The thickness of the acrylic pipe is 3 mm, and the width of the conductive copper foil tape can be appropriately determined according to conditions such as measurement accuracy and installation space restrictions, as the proportionality constant increases as the thickness is increased. In this experiment 1, a 20 mm width was used. The conductive copper foil tape used in this experiment 1 was also used in the following experiments. The measurement results showed that the capacitance increased almost in proportion to the water level, so measurements were taken up to a water level of 8 m. The proportionality constant was approximately 0.53 pF/cm.

<Experiment 2>
4(a) is a schematic perspective view of a height measurement state when the non-metallic material 2 forming the space is an FRP formwork 464 and the dielectric material 20 is fresh concrete 22. A structure to be constructed in civil engineering, construction work, etc. is constructed by installing a formwork 46 and pouring fresh concrete 22 into the formwork 46. At that time, the electrode body 11 is attached to the top and bottom of the outside of the formwork 46, and the pouring height of the concrete 22 is measured. The FRP (fiber reinforced plastic) formwork 464 has excellent heat retention compared to a steel formwork, has excellent peelability so that scraping work can be reduced, and has features such as the face plate 48 not rusting. In this experiment 2, four sides were formed with a formwork with a thickness of 6 mm, fresh concrete 22 was poured inside the formwork 46, and the relationship between the pouring height of the fresh concrete 22 and the electrostatic capacitance was investigated.

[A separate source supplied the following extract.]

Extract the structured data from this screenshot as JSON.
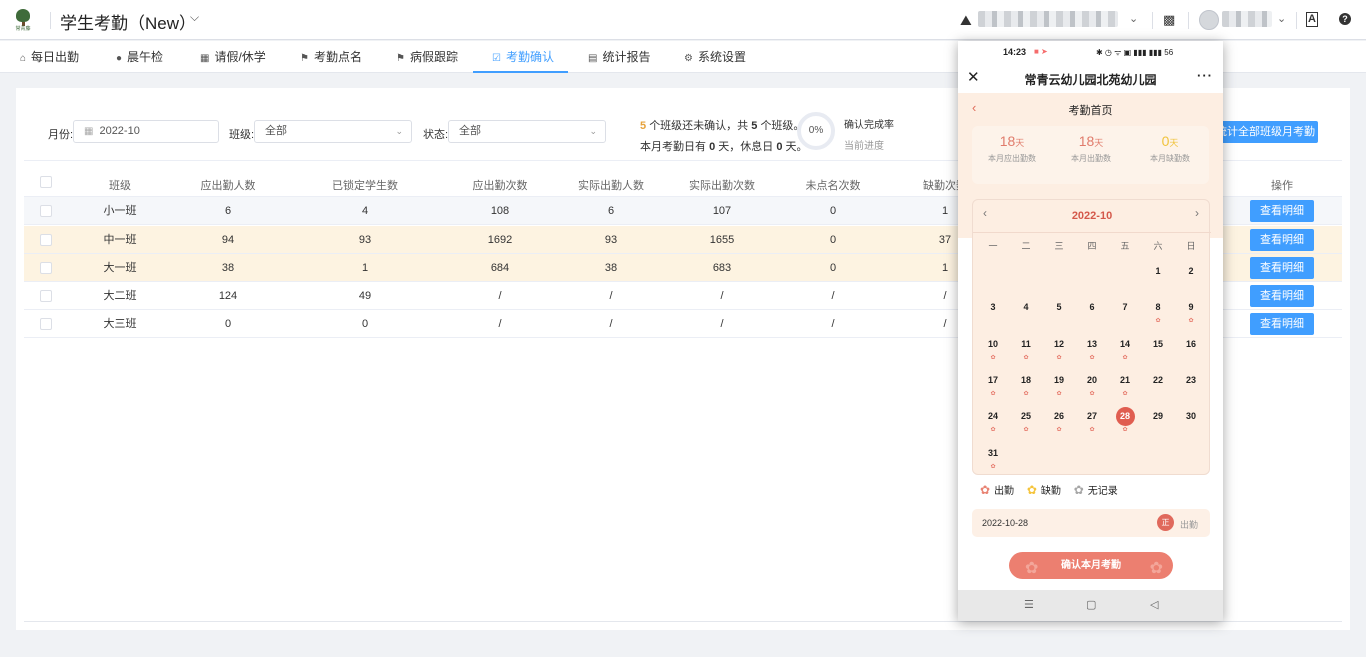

Fig. 4(b) is a graph showing the measurement results of the relationship between the pouring height and the capacitance in Fig. 4(a). From this measurement result, the capacitance increases almost in proportion to the pouring height of the fresh concrete 22 up to a height of 1.7 m, as in the case of the water level. The proportionality constant was about 0.32 pF/cm. The thickness of the FRP formwork 464 used in this experiment 2 was 6 mm.
<Experiment 3>

Figure 5(a) is a schematic perspective view of the height measurement situation when a wooden formwork 466 is used as the non-metallic material 2 forming the space and the dielectric substance 20 is fresh concrete 22, and Figure 5(b) is a graph showing the measurement results of the relationship between capacitance and height when fresh concrete is poured using Figure 5(a). According to the measurement results, the capacitance increases almost in proportion to the pouring height of the fresh concrete 22 up to a height of 1.7 m. The proportionality constant was approximately 0.27 pF/cm. The thickness of the wooden formwork 466 used in this experiment 3 was 12 mm.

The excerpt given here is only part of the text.